Ein Teil dieses Kapitels ist dem funktionalen Test verteilter Systeme gewidmet, die intern und mit der Umgebung asynchron kommunizieren oder mehrere nebenläufige Threads besitzen. Es ergänzt damit die bereits genannten Testmustersammlungen. Verteilte Systeme sind inhärent nichtdeterministisch. Zum Beispiel wird die Verarbeitung von Nutzereingaben aus der Oberfläche aus Gründen der besseren Reaktivität durch verschiedene Threads gehandhabt. Ebenso werden Internet-Anfragen nebenläufig bearbeitet, so dass heute nahezu in jedem System Nebenläufigkeit auftritt. Auch das Auktionssystem ist durch das Internet auf viele Clients und Server verteilt, besitzt aber auch innerhalb jedes dieser Systemteile mehrere Threads.

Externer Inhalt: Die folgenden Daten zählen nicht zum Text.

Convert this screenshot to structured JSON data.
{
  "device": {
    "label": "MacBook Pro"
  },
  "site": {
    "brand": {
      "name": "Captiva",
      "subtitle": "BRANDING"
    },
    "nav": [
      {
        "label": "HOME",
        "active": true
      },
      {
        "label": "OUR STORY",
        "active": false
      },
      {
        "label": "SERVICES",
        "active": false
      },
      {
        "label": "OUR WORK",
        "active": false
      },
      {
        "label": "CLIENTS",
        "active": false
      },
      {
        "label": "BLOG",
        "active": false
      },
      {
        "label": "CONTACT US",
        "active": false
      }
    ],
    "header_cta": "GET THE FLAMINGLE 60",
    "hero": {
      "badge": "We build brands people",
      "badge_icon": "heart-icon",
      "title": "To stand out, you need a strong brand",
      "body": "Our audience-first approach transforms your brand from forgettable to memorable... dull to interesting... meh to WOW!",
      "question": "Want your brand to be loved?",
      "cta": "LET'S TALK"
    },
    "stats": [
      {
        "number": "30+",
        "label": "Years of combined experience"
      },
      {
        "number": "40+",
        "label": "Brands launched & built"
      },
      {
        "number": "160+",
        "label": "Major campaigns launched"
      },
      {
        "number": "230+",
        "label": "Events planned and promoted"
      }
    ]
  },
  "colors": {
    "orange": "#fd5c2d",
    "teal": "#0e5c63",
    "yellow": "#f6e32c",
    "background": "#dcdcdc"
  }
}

Für automatisierte Tests sind nichtdeterministische Abläufe grundsätzlich kritisch, da sie die Bewertbarkeit des Ergebnisses erschweren. Durch Verwendung von OCL-Bedingungen zur Überprüfung des Testerfolgs, die eine gewisse Bandbreite zulassen, ist es prinzipiell möglich, mit nichtdeterministischen Ergebnissen bei Testabläufen umzugehen. Jedoch geht ein wesentliches Kriterium für automatisierte Tests, die Wiederholbarkeit, verloren. Ein nur sporadisches Scheitern eines Tests kann vom Entwickler oft nur schwer nachvollzogen werden und macht die Behebung des Fehlers schwierig.

Für funktionale Tests ist es deshalb sinnvoll, nichtdeterministische Effekte vollständig zu unterbinden. Dies kann durch geschickte Verwendung von Dummies sowie durch die explizite Festlegung an sich paralleler Abläufe durch ein kontrolliertes Scheduling erfolgen und wird in den nachfolgenden Abschnitten erörtert.

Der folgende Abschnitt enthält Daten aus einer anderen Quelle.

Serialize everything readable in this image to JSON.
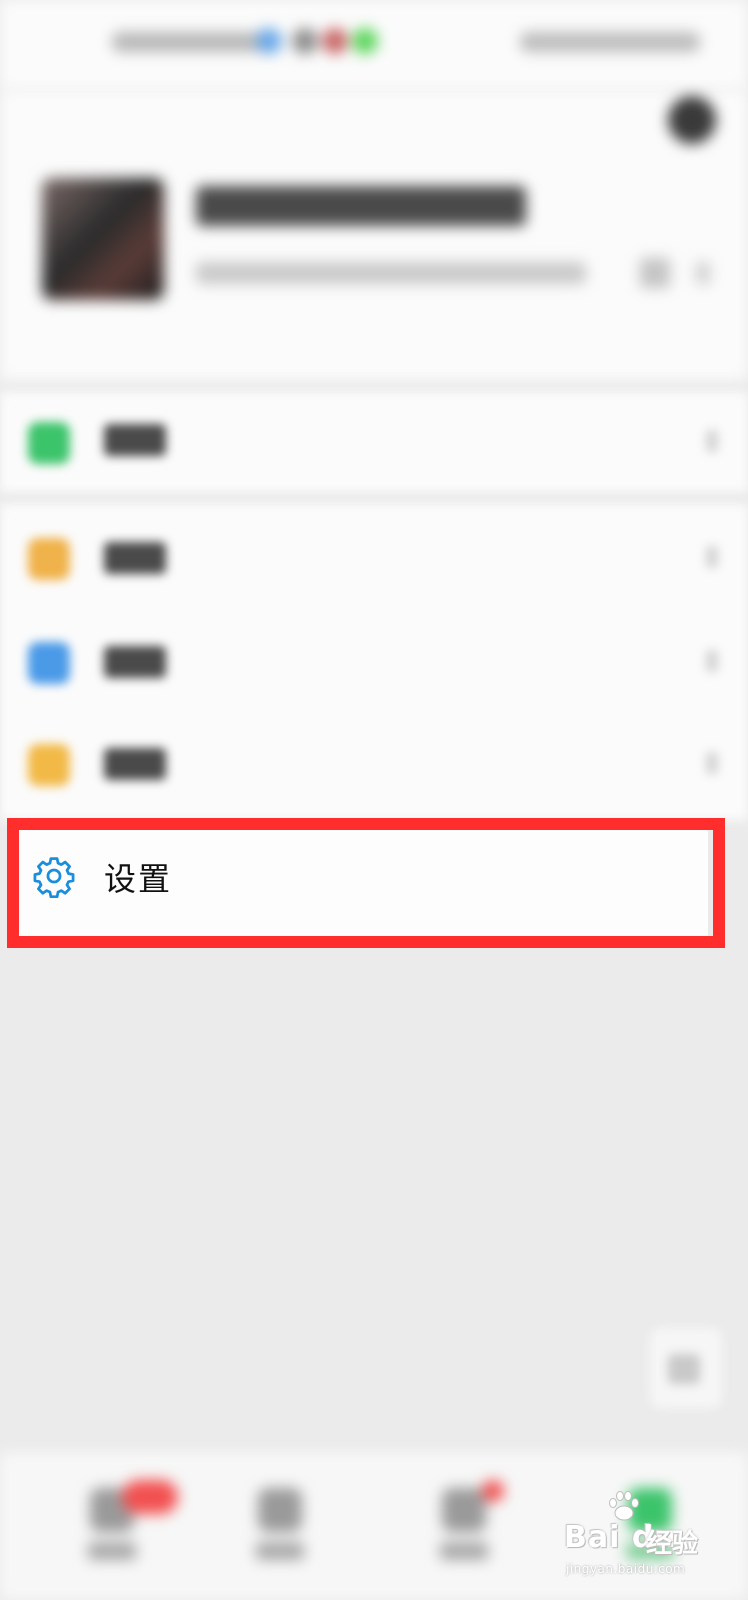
{
  "menu": {
    "settings": {
      "label": "设置",
      "icon": "gear-icon",
      "icon_color": "#1a8ddb"
    }
  },
  "highlight": {
    "color": "#ff2d2b"
  },
  "watermark": {
    "brand": "Bai du",
    "cn": "经验",
    "url": "jingyan.baidu.com"
  },
  "colors": {
    "background": "#ebebeb",
    "card": "#fbfbfb",
    "pay_icon": "#3cc46b",
    "favorites_icon": "#f0b24a",
    "album_icon": "#4a9ae8",
    "stickers_icon": "#f2b946",
    "badge": "#f25050"
  }
}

Die Systematik zur Vorstellung von Mustern, wie sie in [GHJV94] eingeführt und seitdem für viele Musterarten fortgeführt wurde, kann auch für Testmuster eingesetzt werden und wird in diesem Abschnitt vereinzelt angewandt. Dabei wird nur eine Teilmenge des Schemas aus [Bin99] verwendet, da diese Technik vor allem zusammenfassend am Ende einer Diskussion eingesetzt wird.

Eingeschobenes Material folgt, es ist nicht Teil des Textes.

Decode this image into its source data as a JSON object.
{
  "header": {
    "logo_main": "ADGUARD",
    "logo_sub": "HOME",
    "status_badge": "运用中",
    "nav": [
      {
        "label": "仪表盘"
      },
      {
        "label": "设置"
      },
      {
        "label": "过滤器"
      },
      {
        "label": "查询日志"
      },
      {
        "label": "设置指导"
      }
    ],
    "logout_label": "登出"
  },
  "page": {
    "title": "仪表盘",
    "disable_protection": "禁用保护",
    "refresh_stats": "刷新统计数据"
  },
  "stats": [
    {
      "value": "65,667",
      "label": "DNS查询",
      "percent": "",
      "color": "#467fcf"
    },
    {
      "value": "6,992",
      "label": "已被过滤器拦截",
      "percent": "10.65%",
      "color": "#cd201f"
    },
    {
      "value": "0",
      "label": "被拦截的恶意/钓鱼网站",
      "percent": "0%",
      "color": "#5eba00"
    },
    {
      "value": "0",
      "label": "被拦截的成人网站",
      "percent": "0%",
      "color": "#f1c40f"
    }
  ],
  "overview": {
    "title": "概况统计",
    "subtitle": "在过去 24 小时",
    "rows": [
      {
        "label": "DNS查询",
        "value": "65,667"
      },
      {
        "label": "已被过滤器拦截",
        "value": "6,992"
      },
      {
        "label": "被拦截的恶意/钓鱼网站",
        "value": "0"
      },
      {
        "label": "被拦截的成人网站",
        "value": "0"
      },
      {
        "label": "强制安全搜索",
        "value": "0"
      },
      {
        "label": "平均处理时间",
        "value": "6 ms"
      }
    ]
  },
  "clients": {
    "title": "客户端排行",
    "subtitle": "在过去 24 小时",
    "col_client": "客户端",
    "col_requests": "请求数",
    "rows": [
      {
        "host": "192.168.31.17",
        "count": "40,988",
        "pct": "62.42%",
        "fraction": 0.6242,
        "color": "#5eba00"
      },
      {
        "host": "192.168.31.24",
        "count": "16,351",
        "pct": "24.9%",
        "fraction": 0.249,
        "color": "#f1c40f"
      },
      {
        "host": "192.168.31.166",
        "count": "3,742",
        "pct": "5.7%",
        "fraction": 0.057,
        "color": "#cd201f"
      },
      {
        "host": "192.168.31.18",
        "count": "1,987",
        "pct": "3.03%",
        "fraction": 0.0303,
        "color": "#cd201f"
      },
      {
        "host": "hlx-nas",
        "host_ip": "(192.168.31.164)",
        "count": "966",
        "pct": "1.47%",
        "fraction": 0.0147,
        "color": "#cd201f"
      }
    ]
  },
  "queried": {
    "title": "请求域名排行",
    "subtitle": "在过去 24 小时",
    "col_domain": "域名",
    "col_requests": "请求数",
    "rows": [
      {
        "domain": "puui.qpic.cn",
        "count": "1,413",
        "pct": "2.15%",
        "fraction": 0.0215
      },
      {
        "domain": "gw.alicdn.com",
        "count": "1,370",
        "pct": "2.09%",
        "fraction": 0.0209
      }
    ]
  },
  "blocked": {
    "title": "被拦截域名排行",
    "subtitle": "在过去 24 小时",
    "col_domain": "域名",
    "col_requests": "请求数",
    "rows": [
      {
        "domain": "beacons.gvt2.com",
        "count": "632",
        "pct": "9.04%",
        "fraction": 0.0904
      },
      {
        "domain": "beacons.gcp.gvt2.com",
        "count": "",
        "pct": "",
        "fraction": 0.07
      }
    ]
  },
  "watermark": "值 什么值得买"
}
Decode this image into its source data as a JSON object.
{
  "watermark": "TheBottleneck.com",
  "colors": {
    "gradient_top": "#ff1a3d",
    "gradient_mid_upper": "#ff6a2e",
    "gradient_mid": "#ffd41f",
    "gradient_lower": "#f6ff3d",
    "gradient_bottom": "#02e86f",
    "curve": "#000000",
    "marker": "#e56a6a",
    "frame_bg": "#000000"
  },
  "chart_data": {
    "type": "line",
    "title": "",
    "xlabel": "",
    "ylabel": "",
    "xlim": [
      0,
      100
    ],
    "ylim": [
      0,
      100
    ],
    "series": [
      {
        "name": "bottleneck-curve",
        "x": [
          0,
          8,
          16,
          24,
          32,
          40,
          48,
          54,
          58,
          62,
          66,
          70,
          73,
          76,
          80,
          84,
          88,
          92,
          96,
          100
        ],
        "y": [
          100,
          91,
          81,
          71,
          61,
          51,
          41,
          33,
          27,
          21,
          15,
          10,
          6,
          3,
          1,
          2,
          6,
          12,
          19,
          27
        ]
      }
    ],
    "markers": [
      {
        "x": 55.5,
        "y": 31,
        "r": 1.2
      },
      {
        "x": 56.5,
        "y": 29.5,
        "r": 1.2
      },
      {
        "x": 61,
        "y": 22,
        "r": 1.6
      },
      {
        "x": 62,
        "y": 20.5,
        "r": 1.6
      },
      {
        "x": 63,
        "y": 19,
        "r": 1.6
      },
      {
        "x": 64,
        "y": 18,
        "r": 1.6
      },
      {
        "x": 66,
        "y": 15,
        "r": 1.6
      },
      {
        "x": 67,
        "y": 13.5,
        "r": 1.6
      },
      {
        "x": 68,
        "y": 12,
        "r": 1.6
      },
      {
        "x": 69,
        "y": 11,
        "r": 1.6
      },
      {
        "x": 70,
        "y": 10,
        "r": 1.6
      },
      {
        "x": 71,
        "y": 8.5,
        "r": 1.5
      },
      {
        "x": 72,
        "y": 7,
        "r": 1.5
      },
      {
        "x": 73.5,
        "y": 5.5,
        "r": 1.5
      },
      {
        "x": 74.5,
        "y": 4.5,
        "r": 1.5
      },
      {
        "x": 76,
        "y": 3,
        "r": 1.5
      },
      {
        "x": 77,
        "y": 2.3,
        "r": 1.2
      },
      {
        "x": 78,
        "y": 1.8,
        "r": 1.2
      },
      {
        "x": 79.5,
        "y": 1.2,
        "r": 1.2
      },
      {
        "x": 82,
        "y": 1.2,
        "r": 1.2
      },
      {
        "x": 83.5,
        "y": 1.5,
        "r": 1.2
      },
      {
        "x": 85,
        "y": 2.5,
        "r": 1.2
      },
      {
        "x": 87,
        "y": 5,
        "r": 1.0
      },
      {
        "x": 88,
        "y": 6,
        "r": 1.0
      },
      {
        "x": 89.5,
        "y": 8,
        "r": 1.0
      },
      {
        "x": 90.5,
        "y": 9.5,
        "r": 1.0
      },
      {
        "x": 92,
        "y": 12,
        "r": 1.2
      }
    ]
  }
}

Der Abschnitt 8.1 diskutiert die Einführung von Dummies zur Definition der Umgebung eines Testlings. Abschnitt 8.2 beschreibt generelle, sich aus der zugrunde liegenden Sprache ergebende Probleme beim Testen objektorientierter Systeme und gibt Richtlinien zur Strukturierung des Produktionssystems, so dass dieses für Tests besser zugänglich ist. Dazu gehören zum Beispiel die Kapselung statischer Variablen und die Dynamisierung der Objekterzeugung durch das Factory-Entwurfsmuster. In Abschnitt 8.3 wird die Simulation von Zeit in einem funktionalen, wiederholbaren und damit auf Determiniertheit ausgerichteten Test diskutiert. Die Abschnitte 8.4 und 8.5 behandeln Nebenläufigkeit, Verteilung und Kommunikationsaspekte, die die Definition funktionaler Tests über die Grenzen einzelner Prozesse hinaus erschweren. Es werden mehrere Testmuster eingeführt, die die Testbarkeit funktionaler Eigenschaften solcher Systeme signifikant verbessern beziehungsweise erst ermöglichen.